Я взвешивал все «за» и «против». И молодец, что не поторопился. В этот самый момент со двора вошел… кто бы вы думали? Мой пес. В зубах он нес мой кисет и чекушку водки. Пес положил драгоценную ношу к моим ногам и за свои старания получил от моей жены пинок под ребра. Она была расстроена, но не надулась. А я не стал мыть котелок.

На следующий день зарядил сильный дождь, и я решил, что пришла пора проявить великодушие. Сразу после завтрака я подошел к серебристому котелку и увидел, что изнутри он покрыт густым пушистым серым налетом. Я вытащил котелок из раковины, выскочил с ним на улицу и поставил его посреди двора.

— Может быть, — объяснил я жене, — ливень вымоет.

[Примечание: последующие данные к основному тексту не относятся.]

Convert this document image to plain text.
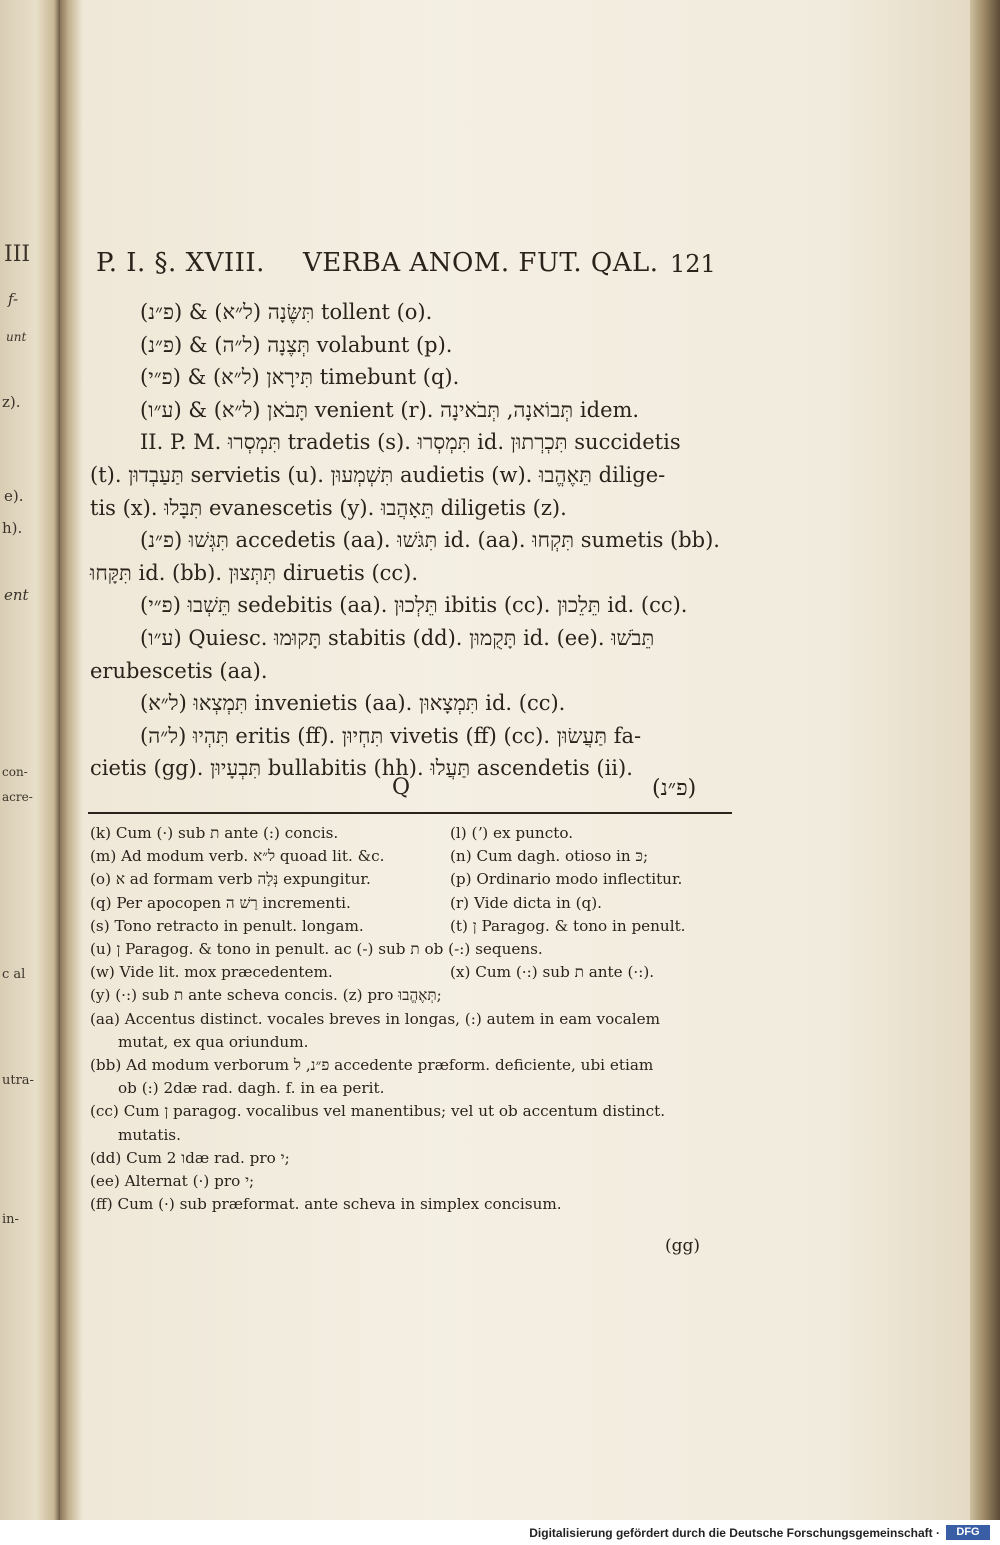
III
f-
unt
z).
e).
h).
ent
con-
acre-
c al
utra-
in-
P. I. §. XVIII. VERBA ANOM. FUT. QAL. 121
(פ״נ) & (ל״א) תִּשֶּׂנָה tollent (o).
(פ״נ) & (ל״ה) תְּצֶנָה volabunt (p).
(פ״י) & (ל״א) תִּירָאן timebunt (q).
(ע״ו) & (ל״א) תָּבֹאן venient (r). תְּבוֹאנָה, תְּבֹאינָה idem.
II. P. M. תִּמְסְרוּ tradetis (s). תִּמְסְרוּ id. תִּכְרְתוּן succidetis
(t). תַּעַבְדוּן servietis (u). תִּשְׁמְעוּן audietis (w). תֵּאֶהֱבוּ dilige-
tis (x). תִּבָּלוּ evanescetis (y). תֵּאָהֲבוּ diligetis (z).
(פ״נ) תִּגְּשׁוּ accedetis (aa). תִּגֹּשׁוּ id. (aa). תִּקְחוּ sumetis (bb).
תִּקָּחוּ id. (bb). תִּתְּצוּן diruetis (cc).
(פ״י) תֵּשְׁבוּ sedebitis (aa). תֵּלְכוּן ibitis (cc). תֵּלֵכוּן id. (cc).
(ע״ו) Quiesc. תָּקוּמוּ stabitis (dd). תָּקֻמוּן id. (ee). תֵּבֹשׁוּ
erubescetis (aa).
(ל״א) תִּמְצְאוּ invenietis (aa). תִּמְצָאוּן id. (cc).
(ל״ה) תִּהְיוּ eritis (ff). תִּחְיוּן vivetis (ff) (cc). תַּעֲשׂוּן fa-
cietis (gg). תִּבְעָיוּן bullabitis (hh). תַּעֲלוּ ascendetis (ii).
Q	(פ״נ)
(k) Cum (·) sub ת ante (:) concis.	(l) (ʼ) ex puncto.
(m) Ad modum verb. ל״א quoad lit. &c.	(n) Cum dagh. otioso in כּ;
(o) א ad formam verb נְּלָה expungitur.	(p) Ordinario modo inflectitur.
(q) Per apocopen רַשׁ ה incrementi.	(r) Vide dicta in (q).
(s) Tono retracto in penult. longam.	(t) ן Paragog. & tono in penult.
(u) ן Paragog. & tono in penult. ac (-) sub ת ob (-:) sequens.
(w) Vide lit. mox præcedentem.	(x) Cum (·:) sub ת ante (·:).
(y) (·:) sub ת ante scheva concis. (z) pro תְּאֶהֱבוּ;
(aa) Accentus distinct. vocales breves in longas, (:) autem in eam vocalem
mutat, ex qua oriundum.
(bb) Ad modum verborum פ״נ, ל accedente præform. deficiente, ubi etiam
ob (:) 2dæ rad. dagh. f. in ea perit.
(cc) Cum ן paragog. vocalibus vel manentibus; vel ut ob accentum distinct.
mutatis.
(dd) Cum ו 2dæ rad. pro י;
(ee) Alternat (·) pro י;
(ff) Cum (·) sub præformat. ante scheva in simplex concisum.
(gg)
Digitalisierung gefördert durch die Deutsche Forschungsgemeinschaft ·	DFG
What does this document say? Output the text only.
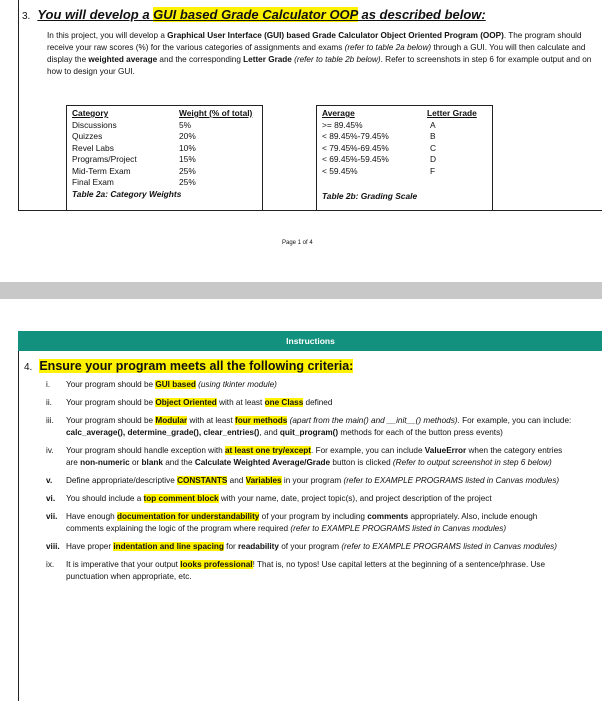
3. You will develop a GUI based Grade Calculator OOP as described below:
In this project, you will develop a Graphical User Interface (GUI) based Grade Calculator Object Oriented Program (OOP). The program should receive your raw scores (%) for the various categories of assignments and exams (refer to table 2a below) through a GUI. You will then calculate and display the weighted average and the corresponding Letter Grade (refer to table 2b below). Refer to screenshots in step 6 for example output and on how to design your GUI.
Category	Weight (% of total)
Discussions	5%
Quizzes	20%
Revel Labs	10%
Programs/Project	15%
Mid-Term Exam	25%
Final Exam	25%
Table 2a: Category Weights
Average	Letter Grade
>= 89.45%	A
< 89.45%-79.45%	B
< 79.45%-69.45%	C
< 69.45%-59.45%	D
< 59.45%	F
Table 2b: Grading Scale
Page 1 of 4
Instructions
4. Ensure your program meets all the following criteria:
i.	Your program should be GUI based (using tkinter module)
ii.	Your program should be Object Oriented with at least one Class defined
iii.	Your program should be Modular with at least four methods (apart from the main() and __init__() methods). For example, you can include: calc_average(), determine_grade(), clear_entries(), and quit_program() methods for each of the button press events)
iv.	Your program should handle exception with at least one try/except. For example, you can include ValueError when the category entries are non-numeric or blank and the Calculate Weighted Average/Grade button is clicked (Refer to output screenshot in step 6 below)
v.	Define appropriate/descriptive CONSTANTS and Variables in your program (refer to EXAMPLE PROGRAMS listed in Canvas modules)
vi.	You should include a top comment block with your name, date, project topic(s), and project description of the project
vii.	Have enough documentation for understandability of your program by including comments appropriately. Also, include enough comments explaining the logic of the program where required (refer to EXAMPLE PROGRAMS listed in Canvas modules)
viii. Have proper indentation and line spacing for readability of your program (refer to EXAMPLE PROGRAMS listed in Canvas modules)
ix.	It is imperative that your output looks professional! That is, no typos! Use capital letters at the beginning of a sentence/phrase. Use punctuation when appropriate, etc.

Вид у нее был скептический.

Позже, когда небо прояснилось, мы вместе вышли во двор посмотреть, что получилось. Результат нас не впечатлил. Комки каши так и не размякли, а дно по-прежнему покрывала подгорелая короста. Правда, со стенок местами сошел ворсистый налет. Жена сказала, что стенки зарастут плесенью только через несколько дней.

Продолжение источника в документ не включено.